As Oil prices rise, the Canadian dollar(CAD) rises but the U.S. dollar falls. The reverse is true.
Now let’s talk about the U.S crude oil inventories in forex;
The U.S crude oil inventories
The US crude oil inventories in forex represent the change in the number of oil barrels held in the inventory in the US.
As we earlier discussed, Canada is the largest oil provider/exporter to the US when you compare it to other oil exporters. It exports about 85% of its oil to the US.
When oil inventories fall in the US barrels, it shows a shortage in oil which leads to a hike in oil prices.
Subsequently,
as oil prices hike, the Canadian dollar appreciates over the dollar. This means more of the dollar will be required to purchase less of the Canadian oil.
This is an advantage to the CAD.
On the other hand,
when oil inventories rise more than expected, it means much oil is in stock. Oil prices will fall leading to fall in the value of the CAD compared to the dollar.
How to trade the US oil inventories
On data release, when the crude oil inventories is less than expected, it shows a fall in oil barrels in the US stock.
This is a sign for a future price increase for petroleum products in the market hence a hike in oil prices and good future for the CAD.
When this happens,
sell pairs in quote with the CAD such as USD/CAD, EUR/CAD, GBP/CAD, NZD/CAD, AUD/CAD and buy pairs like CAD/CHF.
USD/CAD is the best pair to consider because the USD and the CAD have a high correlation with the oil prices.
In this case you would sell the USD/CAD because as oil prices go up the CAD appreciates against the USD.
But if US crude oil inventories are higher than expected, sell the CAD and buy USD/CAD instead.
As oil prices fall the CAD loses value too.
This is because an increase in oil inventories in the US barrels cuts on demand for more oil from Canada to US.
This leads to much oil on the market and less demand for CAD in exchange with USD.
Similarly,when demand is less than supply, prices fall and this is bad for the Canada’s economy.
As a rule of thumb,when trading news on Crude Oil inventories in Forex, increase in oil inventories is bad for CAD and good for the US Dollar.
Also a fall in oil inventories in the US barrels is bad for the USD and good for the CAD.
Please don’t confuse the oil inventories with oil prices.
Final Remarks
The Canadian dollar (CAD) and the U.S. dollar often have a strong correlation with the price of oil.

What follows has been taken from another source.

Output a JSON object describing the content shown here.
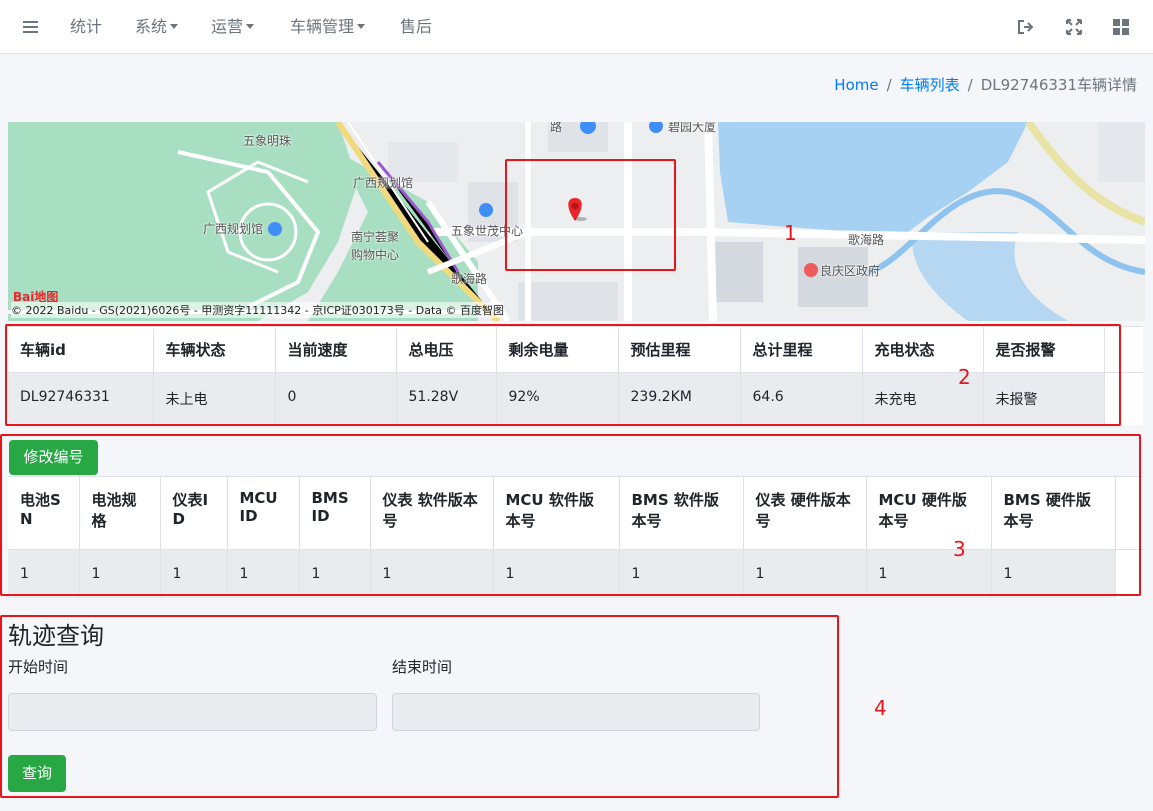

When the price of oil rises, the value of the Canadian dollar ( loonie) also usually rises relative to that of the U.S. dollar.
The reverse is true.
Canada is the largest oil provider/exporter to the US compared to other oil exporters. It exports about 85% of its oil to the US.
The US crude oil inventories represent the changes in the number of barrels held in the inventory in the US.
Increase in oil inventories in US barrels is a sign for much oil in stock which cuts demand for more oil from Canada to US.
This makes oil cheap on the market hence bad for CAD.
On the other hand,
A fall in oil inventories in US barrels makes oil expensive and increases demand for more oil from Canada.
This is due to shortage of oil in stock hence appreciates the CAD as simple as that.
Sell/short the CAD when Crude oil inventories are more than expected and buy the CAD when Crude oil inventories are less than expected.
Similarly,
Buy the USD when Crude oil inventories are more than expected and Sell the USD when Crude oil inventories are less than expected.